Cadeau de Noël = un paquet de maladies

Rhino-pharyngite-laryngite-gastro-entérite-bronchite. J'imagine le nombre de parents qui vont résumer leurs congés en égrainant la litanie de maladies que leurs enfants ont traversées pendant les vacances. Vous savez Noël, ce moment qu'on attend un mois à l'avance en déprimant quand l'ensoleillement se résume au quart d'heure où vous étiez aux toilettes. Cette occasion de partager des moments en famille. Si c'est vraiment l'objectif, quel est le con qui a créé des festivités pile au moment du pic épidémique de la plupart des virus ? Au premier jour des vacances chez mon père, ma fille a gerbé dans son lit à 2 heures du matin. "J'ai l'impression de revivre l'année dernière", a lâché mon frère qui a suffisamment à faire avec son nouveau bébé.

J'ai eu un flash-back. Oui, l'année dernière, c'était exactement la même chose. D'ailleurs, à bien y réfléchir, à la Toussaint aussi. Et les dernières vacances d'hiver étaient atroces. En fait, à part lors de notre voyage en Sicile, ma fille a toujours été malade pendant les vacances. Cette année, il y a une seule nuit où je n'ai pas été réveillée par la toux ou la fièvre d'un de mes rejetons. Mention spéciale pour le Nouvel An (qui est toujours exceptionnellement glauque), quand je suis rentrée de balade en urgence avec ma fille dont les lèvres étaient devenues violettes et qui affichait 40 de fièvre.

Le Nouvel An. Le moment des bonnes résolutions. J'ai donc décidé de ne pas décider de reprendre le sport, de maigrir ou d'arrêter de fumer, puisque ce sont les résolutions les plus communes et les moins souvent tenues. Non, cette année, j'ai décidé d'être belle. J'aime bien. C'est égoïste. Je veux me créer du temps pour moi. Ça me fait oublier ces nuits où, la mèche grasse collée sur le front, les yeux cernés, je mouche ma fille et la supplie de boire son Doliprane.

De leur côté, si mes enfants pouvaient prendre la résolution de faire la nique aux maladies...

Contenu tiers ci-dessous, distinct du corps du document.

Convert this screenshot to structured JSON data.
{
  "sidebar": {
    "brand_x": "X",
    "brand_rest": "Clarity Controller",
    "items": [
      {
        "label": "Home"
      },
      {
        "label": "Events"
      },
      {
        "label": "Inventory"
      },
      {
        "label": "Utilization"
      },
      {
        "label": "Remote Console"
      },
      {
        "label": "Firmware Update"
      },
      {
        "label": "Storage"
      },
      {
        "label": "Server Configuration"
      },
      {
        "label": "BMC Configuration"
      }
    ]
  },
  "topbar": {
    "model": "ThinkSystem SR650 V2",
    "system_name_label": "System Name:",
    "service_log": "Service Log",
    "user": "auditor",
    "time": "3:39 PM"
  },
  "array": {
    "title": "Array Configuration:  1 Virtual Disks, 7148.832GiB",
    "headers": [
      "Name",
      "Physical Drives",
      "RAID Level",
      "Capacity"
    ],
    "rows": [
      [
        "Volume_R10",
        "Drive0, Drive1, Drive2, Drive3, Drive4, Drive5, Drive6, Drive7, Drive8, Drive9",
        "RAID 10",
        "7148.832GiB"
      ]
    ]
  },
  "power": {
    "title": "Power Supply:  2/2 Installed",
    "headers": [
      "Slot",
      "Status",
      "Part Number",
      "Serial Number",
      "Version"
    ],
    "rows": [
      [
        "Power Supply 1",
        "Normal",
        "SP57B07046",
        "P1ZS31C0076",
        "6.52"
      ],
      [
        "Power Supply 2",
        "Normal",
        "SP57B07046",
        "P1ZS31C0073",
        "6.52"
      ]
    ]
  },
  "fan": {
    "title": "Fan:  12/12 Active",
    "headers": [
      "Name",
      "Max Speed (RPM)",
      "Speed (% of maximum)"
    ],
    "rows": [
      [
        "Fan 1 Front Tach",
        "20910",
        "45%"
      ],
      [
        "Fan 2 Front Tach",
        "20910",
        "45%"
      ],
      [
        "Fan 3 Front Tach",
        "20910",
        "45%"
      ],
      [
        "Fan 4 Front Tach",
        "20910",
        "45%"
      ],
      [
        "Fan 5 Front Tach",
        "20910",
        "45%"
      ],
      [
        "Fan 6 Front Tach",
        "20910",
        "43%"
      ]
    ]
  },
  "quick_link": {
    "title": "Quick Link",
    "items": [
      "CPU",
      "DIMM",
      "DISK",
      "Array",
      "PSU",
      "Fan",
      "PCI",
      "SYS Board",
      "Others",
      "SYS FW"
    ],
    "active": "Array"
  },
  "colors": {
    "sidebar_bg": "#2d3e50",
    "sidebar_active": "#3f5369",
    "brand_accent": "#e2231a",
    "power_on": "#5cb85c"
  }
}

Mauvaise mère mais bonne cliente

Absurde mais vrai. La semaine dernière, j'ai commandé plusieurs exemplaires de mon propre livre. En plus de nous avoir jamais averties que le bouquin sortait en poche, notre éditeur ne nous en a jamais livré. Je vous parle même pas d'être payées, hein, on n'est pas dans le monde des Bisounours !

Bref, me voila réapprovisionnée pour l'offrir aux jeunes et futures mamans qui fleurissent dans mon entourage. 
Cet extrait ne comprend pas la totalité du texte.